Ek began his open ended article by stating, “we started Spotify because we love music and piracy was killing it. So all the talk swirling around lately about how Spotify is making money on the backs of artists upsets me big time. Our whole reason for existence is to help fans find music and help artists connect with fans through a platform that protects them from piracy and pays them for their amazing work.” He continued to explain that Spotify is in fact not the enemy, but that piracy is due to the fact that “piracy doesn’t pay artists a penny – nothing, zilch, zero” whereas, “Spotify has paid more than two billion dollars to labels, publishers and collecting societies for distribution to songwriters and recording artists” from the time it in 2008, to last year, and another billion dollars in royalties since then. Ek concludes that Spotify has provided “two billion dollars’ worth of listening that would have happened with zero or little compensation to artists and songwriters through piracy or practically equivalent services if there was no Spotify”
Due to the fact that Spotify is the single biggest driver of growth in the music industry, the number one source of increasing revenue, and the first or second biggest source of overall music revenue in many places, it has a lot of responsibility “to increase transparency, improve speed of payments, and give artists the opportunity to promote themselves and connect with fans”
After his opening sets of statements, Ek brings up and clearly addresses three big misconceptions about how Spotify works, how much Spotify pays, and what the streaming service will to do the future of music and the artists who create it.
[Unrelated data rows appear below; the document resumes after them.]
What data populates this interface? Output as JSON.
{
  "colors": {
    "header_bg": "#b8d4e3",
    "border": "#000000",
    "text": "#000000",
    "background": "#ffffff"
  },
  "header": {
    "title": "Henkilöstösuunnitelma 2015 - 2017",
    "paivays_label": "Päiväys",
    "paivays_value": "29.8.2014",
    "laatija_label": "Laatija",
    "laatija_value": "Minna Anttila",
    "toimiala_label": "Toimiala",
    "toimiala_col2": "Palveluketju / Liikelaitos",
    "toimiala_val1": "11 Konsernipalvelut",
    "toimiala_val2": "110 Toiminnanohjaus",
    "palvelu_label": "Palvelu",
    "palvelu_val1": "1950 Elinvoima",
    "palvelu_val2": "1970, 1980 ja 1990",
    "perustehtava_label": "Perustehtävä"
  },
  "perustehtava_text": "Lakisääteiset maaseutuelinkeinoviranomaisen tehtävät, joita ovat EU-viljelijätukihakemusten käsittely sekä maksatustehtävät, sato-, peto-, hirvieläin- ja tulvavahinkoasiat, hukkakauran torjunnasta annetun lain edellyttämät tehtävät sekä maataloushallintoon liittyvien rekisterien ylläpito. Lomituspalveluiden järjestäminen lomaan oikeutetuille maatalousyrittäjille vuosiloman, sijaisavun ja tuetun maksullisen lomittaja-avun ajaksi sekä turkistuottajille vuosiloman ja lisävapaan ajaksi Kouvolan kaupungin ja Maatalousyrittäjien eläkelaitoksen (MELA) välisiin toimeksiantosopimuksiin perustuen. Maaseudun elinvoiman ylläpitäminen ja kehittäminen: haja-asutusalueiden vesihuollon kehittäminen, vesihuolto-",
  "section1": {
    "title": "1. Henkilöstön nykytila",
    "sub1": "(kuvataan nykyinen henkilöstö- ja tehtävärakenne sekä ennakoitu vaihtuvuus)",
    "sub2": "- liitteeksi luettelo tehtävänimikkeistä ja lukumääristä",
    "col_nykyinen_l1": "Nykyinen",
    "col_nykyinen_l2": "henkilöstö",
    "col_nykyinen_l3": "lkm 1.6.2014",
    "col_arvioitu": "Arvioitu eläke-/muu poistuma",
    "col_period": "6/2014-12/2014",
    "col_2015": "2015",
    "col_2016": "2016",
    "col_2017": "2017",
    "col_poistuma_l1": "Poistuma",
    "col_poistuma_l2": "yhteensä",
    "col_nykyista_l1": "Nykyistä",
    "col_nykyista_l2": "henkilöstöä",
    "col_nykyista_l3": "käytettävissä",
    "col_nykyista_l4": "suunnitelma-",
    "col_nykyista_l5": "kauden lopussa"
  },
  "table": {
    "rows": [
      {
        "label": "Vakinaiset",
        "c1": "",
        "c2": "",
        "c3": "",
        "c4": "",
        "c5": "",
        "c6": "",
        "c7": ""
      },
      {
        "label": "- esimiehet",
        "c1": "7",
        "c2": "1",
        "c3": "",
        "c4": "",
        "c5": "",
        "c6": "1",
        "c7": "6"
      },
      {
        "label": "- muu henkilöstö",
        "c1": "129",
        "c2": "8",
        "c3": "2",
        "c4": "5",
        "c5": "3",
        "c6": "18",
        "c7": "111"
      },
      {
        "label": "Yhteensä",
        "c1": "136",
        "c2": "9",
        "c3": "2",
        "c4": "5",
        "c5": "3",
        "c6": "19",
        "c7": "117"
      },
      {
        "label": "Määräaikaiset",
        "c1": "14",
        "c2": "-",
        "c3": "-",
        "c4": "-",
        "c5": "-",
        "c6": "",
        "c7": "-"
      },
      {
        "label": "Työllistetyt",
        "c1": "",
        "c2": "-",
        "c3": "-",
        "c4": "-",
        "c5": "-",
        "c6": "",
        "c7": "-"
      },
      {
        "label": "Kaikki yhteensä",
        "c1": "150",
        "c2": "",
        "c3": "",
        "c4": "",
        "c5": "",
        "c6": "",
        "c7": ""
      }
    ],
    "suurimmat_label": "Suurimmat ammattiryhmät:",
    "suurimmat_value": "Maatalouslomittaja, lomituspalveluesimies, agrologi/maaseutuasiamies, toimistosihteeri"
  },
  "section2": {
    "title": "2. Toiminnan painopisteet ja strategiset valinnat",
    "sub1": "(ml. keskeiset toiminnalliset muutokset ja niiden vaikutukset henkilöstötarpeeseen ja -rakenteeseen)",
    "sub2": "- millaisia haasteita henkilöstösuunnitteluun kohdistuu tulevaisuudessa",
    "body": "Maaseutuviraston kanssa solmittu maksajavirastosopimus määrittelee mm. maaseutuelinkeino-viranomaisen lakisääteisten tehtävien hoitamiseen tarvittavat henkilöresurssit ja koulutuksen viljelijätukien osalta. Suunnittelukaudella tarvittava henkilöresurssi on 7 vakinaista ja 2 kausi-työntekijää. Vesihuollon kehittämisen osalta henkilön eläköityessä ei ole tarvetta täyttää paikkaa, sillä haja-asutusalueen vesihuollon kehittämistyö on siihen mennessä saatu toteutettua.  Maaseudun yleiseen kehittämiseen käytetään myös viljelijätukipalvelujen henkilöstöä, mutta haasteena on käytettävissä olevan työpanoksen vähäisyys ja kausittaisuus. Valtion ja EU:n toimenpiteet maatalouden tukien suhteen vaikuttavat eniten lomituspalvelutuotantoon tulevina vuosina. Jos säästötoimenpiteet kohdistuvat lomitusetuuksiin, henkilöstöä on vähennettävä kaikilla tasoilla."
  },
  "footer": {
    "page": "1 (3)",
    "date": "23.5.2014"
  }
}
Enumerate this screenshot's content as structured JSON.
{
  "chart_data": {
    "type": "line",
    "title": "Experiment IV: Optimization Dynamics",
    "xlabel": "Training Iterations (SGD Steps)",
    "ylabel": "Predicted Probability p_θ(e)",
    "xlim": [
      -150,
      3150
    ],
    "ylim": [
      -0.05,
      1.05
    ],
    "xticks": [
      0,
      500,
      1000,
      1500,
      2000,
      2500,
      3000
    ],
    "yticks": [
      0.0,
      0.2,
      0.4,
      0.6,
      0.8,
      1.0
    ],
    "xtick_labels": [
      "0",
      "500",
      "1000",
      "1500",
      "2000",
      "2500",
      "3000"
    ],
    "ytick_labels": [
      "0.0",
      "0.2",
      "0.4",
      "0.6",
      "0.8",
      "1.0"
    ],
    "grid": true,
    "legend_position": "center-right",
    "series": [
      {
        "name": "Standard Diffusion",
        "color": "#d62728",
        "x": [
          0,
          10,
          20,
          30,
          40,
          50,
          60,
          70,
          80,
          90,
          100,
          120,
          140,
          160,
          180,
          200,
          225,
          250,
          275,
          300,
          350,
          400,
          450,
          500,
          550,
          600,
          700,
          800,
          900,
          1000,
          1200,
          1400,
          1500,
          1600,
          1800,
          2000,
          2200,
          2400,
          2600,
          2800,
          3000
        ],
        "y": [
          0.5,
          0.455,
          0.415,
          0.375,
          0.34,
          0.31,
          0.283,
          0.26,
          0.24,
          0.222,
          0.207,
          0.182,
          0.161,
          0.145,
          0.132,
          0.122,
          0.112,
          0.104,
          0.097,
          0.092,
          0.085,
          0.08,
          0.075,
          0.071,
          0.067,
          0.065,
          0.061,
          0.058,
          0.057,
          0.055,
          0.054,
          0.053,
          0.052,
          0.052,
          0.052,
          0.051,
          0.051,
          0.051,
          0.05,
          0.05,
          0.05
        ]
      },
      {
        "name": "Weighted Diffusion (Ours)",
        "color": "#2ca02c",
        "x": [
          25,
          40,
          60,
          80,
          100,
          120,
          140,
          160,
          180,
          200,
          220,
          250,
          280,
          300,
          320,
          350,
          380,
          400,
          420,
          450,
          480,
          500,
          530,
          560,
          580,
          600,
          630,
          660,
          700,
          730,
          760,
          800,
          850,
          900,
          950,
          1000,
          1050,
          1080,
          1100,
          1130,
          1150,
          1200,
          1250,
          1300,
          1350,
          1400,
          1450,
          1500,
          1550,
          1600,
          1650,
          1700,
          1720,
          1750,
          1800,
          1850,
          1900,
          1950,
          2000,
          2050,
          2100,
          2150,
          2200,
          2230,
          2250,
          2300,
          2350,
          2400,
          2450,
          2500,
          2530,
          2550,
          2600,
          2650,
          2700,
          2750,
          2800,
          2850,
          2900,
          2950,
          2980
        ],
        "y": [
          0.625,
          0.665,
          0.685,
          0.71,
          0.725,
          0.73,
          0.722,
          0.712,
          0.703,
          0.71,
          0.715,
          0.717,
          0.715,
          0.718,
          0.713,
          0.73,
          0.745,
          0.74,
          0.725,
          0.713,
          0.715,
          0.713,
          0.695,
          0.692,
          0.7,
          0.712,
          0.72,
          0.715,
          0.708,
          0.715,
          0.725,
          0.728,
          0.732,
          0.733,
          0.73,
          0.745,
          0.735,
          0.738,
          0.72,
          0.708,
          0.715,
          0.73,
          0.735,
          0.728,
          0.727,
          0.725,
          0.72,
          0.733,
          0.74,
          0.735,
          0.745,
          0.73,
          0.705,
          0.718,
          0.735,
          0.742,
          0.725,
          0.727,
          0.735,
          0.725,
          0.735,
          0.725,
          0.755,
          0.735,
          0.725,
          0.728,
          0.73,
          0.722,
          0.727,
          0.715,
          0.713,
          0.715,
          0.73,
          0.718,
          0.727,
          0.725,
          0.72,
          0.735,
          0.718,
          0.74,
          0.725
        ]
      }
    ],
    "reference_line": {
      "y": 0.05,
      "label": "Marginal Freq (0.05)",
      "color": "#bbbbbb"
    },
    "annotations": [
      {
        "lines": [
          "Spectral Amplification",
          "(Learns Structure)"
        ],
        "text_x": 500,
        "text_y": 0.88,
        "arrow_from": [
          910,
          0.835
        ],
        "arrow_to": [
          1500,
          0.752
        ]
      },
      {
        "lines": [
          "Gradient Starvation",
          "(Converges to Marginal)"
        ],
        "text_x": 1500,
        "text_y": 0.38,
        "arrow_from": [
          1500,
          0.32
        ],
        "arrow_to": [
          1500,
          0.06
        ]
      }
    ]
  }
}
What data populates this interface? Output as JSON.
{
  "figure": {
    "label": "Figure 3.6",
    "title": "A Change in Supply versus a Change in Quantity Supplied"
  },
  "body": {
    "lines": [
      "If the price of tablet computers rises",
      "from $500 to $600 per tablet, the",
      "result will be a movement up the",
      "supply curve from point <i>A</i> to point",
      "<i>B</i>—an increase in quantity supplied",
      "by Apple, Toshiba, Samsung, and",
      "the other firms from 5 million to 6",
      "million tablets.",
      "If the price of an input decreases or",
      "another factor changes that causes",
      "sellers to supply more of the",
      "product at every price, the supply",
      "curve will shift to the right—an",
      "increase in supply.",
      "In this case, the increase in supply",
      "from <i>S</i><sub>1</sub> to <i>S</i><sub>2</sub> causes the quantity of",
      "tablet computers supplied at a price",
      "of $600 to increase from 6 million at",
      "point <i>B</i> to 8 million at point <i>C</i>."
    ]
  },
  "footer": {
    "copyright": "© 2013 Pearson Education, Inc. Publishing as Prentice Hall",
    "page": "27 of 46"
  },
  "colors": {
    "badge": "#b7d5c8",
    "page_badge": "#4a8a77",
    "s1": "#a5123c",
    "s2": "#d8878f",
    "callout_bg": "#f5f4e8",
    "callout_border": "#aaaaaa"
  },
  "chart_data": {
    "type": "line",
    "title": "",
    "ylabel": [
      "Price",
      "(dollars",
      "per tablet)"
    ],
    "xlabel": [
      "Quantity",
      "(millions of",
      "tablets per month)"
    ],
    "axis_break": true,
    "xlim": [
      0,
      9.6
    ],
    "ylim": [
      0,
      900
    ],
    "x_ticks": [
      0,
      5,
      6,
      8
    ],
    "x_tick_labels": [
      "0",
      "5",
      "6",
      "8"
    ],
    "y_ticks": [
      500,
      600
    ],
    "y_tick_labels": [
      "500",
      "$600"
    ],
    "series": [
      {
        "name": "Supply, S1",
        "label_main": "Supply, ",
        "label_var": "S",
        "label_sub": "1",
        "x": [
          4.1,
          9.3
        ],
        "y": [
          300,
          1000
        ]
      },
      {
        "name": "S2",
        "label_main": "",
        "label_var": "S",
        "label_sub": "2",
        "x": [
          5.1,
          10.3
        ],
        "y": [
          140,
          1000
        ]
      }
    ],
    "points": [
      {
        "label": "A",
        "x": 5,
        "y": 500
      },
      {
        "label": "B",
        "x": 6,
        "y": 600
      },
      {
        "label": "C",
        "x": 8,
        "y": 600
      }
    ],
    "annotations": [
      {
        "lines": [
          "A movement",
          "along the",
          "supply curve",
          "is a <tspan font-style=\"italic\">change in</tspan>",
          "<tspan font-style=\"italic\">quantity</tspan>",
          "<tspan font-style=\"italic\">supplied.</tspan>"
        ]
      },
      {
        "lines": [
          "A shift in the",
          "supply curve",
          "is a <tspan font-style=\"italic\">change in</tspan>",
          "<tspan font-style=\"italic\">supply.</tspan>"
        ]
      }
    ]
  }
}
Ek draws out and dispels myth number one: free music for fans means artists don’t get paid by explaining how Spotify uses a blended model of “freemium” that allows vast majority of music listeners to listen for free, knowing that users would eventually want and be willing to pay for the full freedom offered by Spotify’s premium tier. This blended “freemium” doctrine upheld by Spotify has resulted in a 12.5 million subscribers each paying $120 per year. That’s three times more than the average paying music consumer spent in the past.
Myth number two states that since Spotify pays, it pays so little per play that nobody could ever earn a living from it. Ek defends Spotify under this myth by saying, “if a song has been listened to 500 thousand times on Spotify, that’s the same as it having been played one time on a U.S. radio station with a moderate sized audience of 500 thousand people. Which would pay the recording artist precisely … nothing at all. But the equivalent of that one play and its 500 thousand listens on Spotify would pay out between three and four thousand dollars.”
The last myth Ek brings forward is the myth that Spotify hurts sales, both in downloads and physical. Ek insists that artists like Ed Sheeran, Ariana Grande, Lana Del Rey, and alt-J have promoted their new releases on Spotify and had terrific sales and lots of streaming, too. Also, artists like Daft Punk, Calvin Harris and Eminem have had number ones and were on Spotify at the same time as well.
Ek drives the point home that Spotify is a genuine and legitimate music streaming service by remarking that Spotify’s interests are totally aligned with artists and listeners. He invites those who don’t believe that that is their goal, to look at Spotify’s business of maximizing the value of music. Spotify uses music to get people to pay for music, and pays nearly 70% of all the revenue back to the listener. Ek excitedly admits, “we’re getting fans to pay for music again. We’re connecting artists to fans they would never have otherwise found, and we’re paying them for every single listen. We’re not just streaming, we’re mainstreaming now, and that’s good for music makers and music lovers around the world.”